Àquela altura, nos meus 14 anos incompletos, descobri que, por mais encantadoras que fossem as canções de Vinícius, não deveria mais me surpreender.


******

Luiz de Aquino, da Academia Goiana de Letras.

12 comentários:

Andréa Fonseca disse...

Que texto maravilhoso.
Durante muito tempo, vez por outra ainda tenho esse sentimento descrito no verso: "Tristeza não tem fim, felicidade sim".
Parabéns,Poeta!

Zanilda Freitas disse...

Excelente sua crônica! Com a devida aquiescência compartilharei no meu Facebook. A homenagem está à altura do Poetinha.

Zanilda Freitas disse...

Excelente sua crônica. Compartilharei com a sua aquiescência. Justa e bela homenagem ao querido Poetinha . Zanilda Freitas- poeta.

Unknown disse...

De Poeta para Poeta emana a ternura do olhar cativante de busca pelo outro e ali deixando o seu cheio de esperanças e certeza que o amanhã será um lindo dia...Parabéns Poetas e suas vidas de infinitude.

Unknown disse...

Amei.Nao sou nenhuma entenda em poemas e versos, mas só de saber que por trás deste homem DURÃO, existe um menino sensível, que gosta de, além de escrever,gosta de flores e belas musicas. Parabéns. POETA.Com o tempo arrancarei mais coisas que vão me surpreender. "Tristeza não tem fim / Felicidade, sim". Sua amiga Kita

Lionizia Goyá disse...

A beleza das flores... surpreendem-me, como sua crônica.
E uma sensação, de aconchego envolve-me.
Como melodia agradável, leio cada palavra,
e surpreende-me o existir amiudado.
Posto que, emana dos "grandes",
a leveda do existir terreno.
Obrigada!

Lionizia Goyá disse...

A beleza das flores... surpreendem-me, como sua crônica.
E uma sensação, de aconchego envolve-me.
Como melodia agradável, leio cada palavra,
e surpreende-me o existir amiudado.
Posto que, emana dos "grandes",
a leveda do existir terreno.
Obrigada!

Unknown disse...

Amei. Através do texto, pude conhecer um pouco mais o meu poeta preferido.por trás deste homem maduro, existe uma criança sensível. Que gosta de poemas,músicas, flores e nos versos "Tristeza não tem fim /Felicidade sim". PARABÉNS

BOI Affiune disse...

Adorei chefe!!! Também me apaixonei pelo poetinha ainda menino mas foi quando ele é Tiquinho fizeram seu impagável "A Arca de Noé", lembro-me bem das geniais músicas infantis e da figura com um cinzeiro derramando e um indelével copo de whisky!!!

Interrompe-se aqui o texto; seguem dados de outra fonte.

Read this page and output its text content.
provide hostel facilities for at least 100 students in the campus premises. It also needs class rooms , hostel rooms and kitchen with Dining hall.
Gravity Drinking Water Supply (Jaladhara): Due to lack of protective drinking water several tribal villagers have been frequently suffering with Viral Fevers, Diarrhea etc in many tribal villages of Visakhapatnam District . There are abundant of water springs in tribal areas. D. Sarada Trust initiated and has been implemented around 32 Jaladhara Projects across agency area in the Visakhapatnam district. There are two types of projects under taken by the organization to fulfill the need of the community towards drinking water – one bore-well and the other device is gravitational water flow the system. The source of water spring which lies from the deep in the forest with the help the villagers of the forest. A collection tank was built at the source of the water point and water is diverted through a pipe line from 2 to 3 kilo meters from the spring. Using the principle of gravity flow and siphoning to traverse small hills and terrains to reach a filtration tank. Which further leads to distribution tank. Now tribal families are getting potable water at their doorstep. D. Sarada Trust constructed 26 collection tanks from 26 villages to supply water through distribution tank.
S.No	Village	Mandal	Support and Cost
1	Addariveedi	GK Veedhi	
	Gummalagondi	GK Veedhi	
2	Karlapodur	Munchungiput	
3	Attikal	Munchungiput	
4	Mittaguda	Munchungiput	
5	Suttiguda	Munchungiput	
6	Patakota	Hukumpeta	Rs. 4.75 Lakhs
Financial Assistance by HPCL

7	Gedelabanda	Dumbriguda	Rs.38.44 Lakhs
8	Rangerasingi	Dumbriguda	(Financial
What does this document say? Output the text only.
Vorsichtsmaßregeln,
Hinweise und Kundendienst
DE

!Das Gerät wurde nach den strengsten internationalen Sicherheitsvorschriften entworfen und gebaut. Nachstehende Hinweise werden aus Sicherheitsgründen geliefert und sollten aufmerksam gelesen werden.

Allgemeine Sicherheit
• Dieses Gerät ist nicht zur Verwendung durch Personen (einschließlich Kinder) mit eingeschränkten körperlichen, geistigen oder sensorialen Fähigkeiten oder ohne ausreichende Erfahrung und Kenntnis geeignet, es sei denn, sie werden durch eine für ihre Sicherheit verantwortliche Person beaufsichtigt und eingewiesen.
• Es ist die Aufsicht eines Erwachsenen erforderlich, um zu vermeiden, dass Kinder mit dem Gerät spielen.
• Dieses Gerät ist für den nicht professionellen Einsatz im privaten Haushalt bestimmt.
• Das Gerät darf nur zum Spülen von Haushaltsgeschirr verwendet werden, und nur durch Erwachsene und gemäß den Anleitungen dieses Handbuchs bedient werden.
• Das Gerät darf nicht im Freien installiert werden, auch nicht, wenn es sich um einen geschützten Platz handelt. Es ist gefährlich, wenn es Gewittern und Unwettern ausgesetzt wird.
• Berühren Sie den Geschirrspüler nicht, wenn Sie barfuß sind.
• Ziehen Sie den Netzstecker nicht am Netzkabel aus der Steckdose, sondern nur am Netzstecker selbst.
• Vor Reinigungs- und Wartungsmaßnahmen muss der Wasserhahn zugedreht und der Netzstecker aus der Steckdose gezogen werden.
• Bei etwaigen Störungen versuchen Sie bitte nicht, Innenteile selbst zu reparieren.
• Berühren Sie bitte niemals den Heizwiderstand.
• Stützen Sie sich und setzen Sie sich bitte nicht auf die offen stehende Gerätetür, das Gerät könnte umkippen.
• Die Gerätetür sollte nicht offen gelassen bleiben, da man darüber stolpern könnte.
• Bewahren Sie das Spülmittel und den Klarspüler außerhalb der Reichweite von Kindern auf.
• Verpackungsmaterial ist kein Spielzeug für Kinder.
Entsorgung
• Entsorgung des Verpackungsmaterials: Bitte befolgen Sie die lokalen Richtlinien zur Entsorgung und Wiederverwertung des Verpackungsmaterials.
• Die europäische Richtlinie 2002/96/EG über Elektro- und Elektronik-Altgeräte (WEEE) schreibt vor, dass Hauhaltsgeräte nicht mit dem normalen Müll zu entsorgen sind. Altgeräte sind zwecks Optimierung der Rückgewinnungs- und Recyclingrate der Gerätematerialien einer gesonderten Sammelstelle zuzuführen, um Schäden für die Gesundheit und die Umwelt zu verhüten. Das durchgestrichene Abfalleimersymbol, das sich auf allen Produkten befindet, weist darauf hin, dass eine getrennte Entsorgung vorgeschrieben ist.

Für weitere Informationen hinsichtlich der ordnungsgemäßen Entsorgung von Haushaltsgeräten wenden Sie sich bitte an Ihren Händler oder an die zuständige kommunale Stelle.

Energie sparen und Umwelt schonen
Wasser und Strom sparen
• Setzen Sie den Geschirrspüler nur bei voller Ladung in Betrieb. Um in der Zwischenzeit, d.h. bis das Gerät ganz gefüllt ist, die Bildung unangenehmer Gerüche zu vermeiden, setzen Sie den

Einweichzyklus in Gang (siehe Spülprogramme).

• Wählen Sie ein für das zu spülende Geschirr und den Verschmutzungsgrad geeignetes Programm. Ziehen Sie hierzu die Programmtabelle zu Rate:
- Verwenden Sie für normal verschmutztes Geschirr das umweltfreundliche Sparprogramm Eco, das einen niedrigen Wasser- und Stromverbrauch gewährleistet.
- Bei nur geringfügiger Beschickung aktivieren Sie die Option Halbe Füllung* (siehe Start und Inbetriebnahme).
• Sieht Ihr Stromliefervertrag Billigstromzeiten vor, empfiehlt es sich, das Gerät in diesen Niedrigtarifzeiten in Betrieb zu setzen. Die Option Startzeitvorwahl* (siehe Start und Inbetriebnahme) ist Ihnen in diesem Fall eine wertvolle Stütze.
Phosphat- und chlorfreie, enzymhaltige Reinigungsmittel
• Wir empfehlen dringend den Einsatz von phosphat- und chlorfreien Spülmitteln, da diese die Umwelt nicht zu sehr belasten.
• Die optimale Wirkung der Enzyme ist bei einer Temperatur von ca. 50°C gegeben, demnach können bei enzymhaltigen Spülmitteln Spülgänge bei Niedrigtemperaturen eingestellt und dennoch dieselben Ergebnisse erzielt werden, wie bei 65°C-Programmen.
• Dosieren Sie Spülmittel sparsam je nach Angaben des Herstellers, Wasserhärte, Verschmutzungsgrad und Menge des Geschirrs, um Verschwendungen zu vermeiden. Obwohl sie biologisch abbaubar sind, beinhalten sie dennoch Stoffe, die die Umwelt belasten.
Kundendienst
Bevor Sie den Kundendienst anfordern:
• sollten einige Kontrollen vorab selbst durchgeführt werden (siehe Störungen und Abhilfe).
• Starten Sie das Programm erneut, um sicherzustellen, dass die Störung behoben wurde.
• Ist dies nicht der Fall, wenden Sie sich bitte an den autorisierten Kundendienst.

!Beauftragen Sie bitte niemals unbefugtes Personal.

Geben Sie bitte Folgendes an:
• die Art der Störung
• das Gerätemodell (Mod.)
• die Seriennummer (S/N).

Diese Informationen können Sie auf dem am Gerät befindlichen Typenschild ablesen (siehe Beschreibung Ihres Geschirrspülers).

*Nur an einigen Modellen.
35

Samuel Thomaz de Aquino disse...

Que maravilha poder viver um pouquinho de uma época da cultura brasileira que se eternizou por sua qualidade tão bem construída por expoentes como Vinicius de Moraes, Tom Jobim, Manuel Bandeira, Mário de Andrade e tantos outros grandes nomes. E que beleza nosso querido poeta Luiz de Aquino ter tido a chance de vivenciar o presente da efervescência daquele tempo e neste atual tempo-presente nos brindar com este presente de homenagem. Obrigado e salve salve o nosso grande Poetinha, patrimônio cultural de nosso belo Brasil!!!

Vera Lúcia Alves Mendes Paganini disse...

Gostei muito do seu Blog... já visito há algum tempo e encontro coisas boas aqui! Muito bom!

Mara Narciso disse...

Luiz, recebi seu convite para ver a crônica e o tarefismo doméstico me distraiu, mas hoje dei um pulo na cadeira quando me lembrei. Então, vim correndo, já antevendo seu capricho em pesquisa e cuidados, como é do seu feitio e eu já sei. Acredita que foi além do esperado? Achei seu elogio a Vinicius de Morais um primor. De fato, a velhice vai sendo jogada cada vez mais para a frente. Caso a covid-19 não me leve, pretendo ir além dos 65 anos que completarei no dia 12 de setembro. Se não me engano, acho que você é de 15 de setembro, ou estou enganada? Vinicius de Morais foi bom, e seus poemas têm grande qualidade e poder de comunicação, assim como a sua homenagem. Parabéns aos dois, ao inspirador e ao autor.